| 7:52 am on May 23, 2004 (gmt 0)|
There's literally tons of online tutorials. Just do some searches until you find some that you like. That's how I learned. I never took a class. Didn't even buy a book until years after I became a solid programmer (though some people like books better - if that's you, by all means hit the book store. There's tons there too).
| 1:04 pm on May 23, 2004 (gmt 0)|
Besides online tutorials, I recommend a good book for offline reading to get a feeling for the background-philosophy and structure of a programming language.
Going to Amazon searching for "perl programming" you will get many hints on books about perl. Your local book store may have some, too.
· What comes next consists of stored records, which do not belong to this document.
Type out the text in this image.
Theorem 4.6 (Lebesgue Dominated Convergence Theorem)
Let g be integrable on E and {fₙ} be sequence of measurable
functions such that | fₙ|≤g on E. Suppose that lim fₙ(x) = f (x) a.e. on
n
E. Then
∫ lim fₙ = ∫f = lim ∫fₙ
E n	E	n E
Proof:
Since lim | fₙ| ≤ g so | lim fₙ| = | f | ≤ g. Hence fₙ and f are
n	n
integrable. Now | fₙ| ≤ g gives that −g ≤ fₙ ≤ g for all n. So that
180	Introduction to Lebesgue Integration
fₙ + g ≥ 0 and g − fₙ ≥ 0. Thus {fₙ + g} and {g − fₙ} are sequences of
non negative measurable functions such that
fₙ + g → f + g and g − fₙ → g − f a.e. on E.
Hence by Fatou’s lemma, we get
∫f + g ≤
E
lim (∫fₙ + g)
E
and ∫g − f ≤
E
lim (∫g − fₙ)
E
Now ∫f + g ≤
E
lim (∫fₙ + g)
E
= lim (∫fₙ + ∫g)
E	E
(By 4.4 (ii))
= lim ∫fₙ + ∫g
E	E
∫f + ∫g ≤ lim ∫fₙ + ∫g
**THE** classic book is "Programming Perl" by Larry Wall (the developer of Perl) et al, also known as the famous "camel"-book, well written and worth reading.
| 8:21 pm on May 23, 2004 (gmt 0)|
I can highly recommend the 'perl cookbook'. Its a big book, but really worth it. Gives lots of example code which helps you put it all together. I've also go 'perl in a nutshell' which is ok, but is really just a reference book, contains little sample code, and does not have any better value that the online perl documentation ( from activestate ).
| 2:46 pm on May 24, 2004 (gmt 0)|
If you like using a book to start out, I recommend Peachpit press's Visual Quickstart Guides. I thought Perl for the WWW was a good book for someone just starting out. The O'Reilly books are great, once you have a handle on what you're doing, but are really a waste of money unless you already have progrmaming experience in another language or until you're familiar with the basics of Perl.
| 7:31 pm on May 24, 2004 (gmt 0)|
I have a good short introduction to Perl/CGI. It only scratches the surface but it has lots of good crucial info that first-time scripters need to know. I'm not allowed to post the url here so do a search for: perl bluejay
| 7:54 pm on May 24, 2004 (gmt 0)|
The Oreilly books are a great way to learn the Perl language. But to learn to Perl you have to code. You can find example programs to modify from the Oreilly web site (all books have example programs) or perlmonks.org . Before you know it you will be lazy, impatient, and hubristic...
| 2:03 am on May 26, 2004 (gmt 0)|
Thanks for the input. I am going to look into the books you recommended.
| 4:26 am on May 29, 2004 (gmt 0)|
The Orielly Book: Learning Perl
It is the best.
| 8:02 pm on Jun 4, 2004 (gmt 0)|
i'm reading learning perl at the moment. good book but it does make some assumptions.
i think that perl is probably a breeze if you are coming to it from the right direction. if you are a unix command line/shell script expert then i expect it is a fairly easy transition. if on the other hand you come more from a windows & C++ direction then it is not quite such an easy transition.
given enough time i'm sure i'll figure it out
| 5:05 pm on Jun 7, 2004 (gmt 0)|
I will second Peachpit's Quickstart guide to Perl. Excellent book for beginners.
| 5:55 pm on Jun 16, 2004 (gmt 0)|
I'm just starting out but I LOVE the Deitel and Deitel books. I'm using the latest edition of Perl: how to program (or something along those lines!). It is written like a college text so that it actually teaches, not just spouts off info without giving the how's and why's.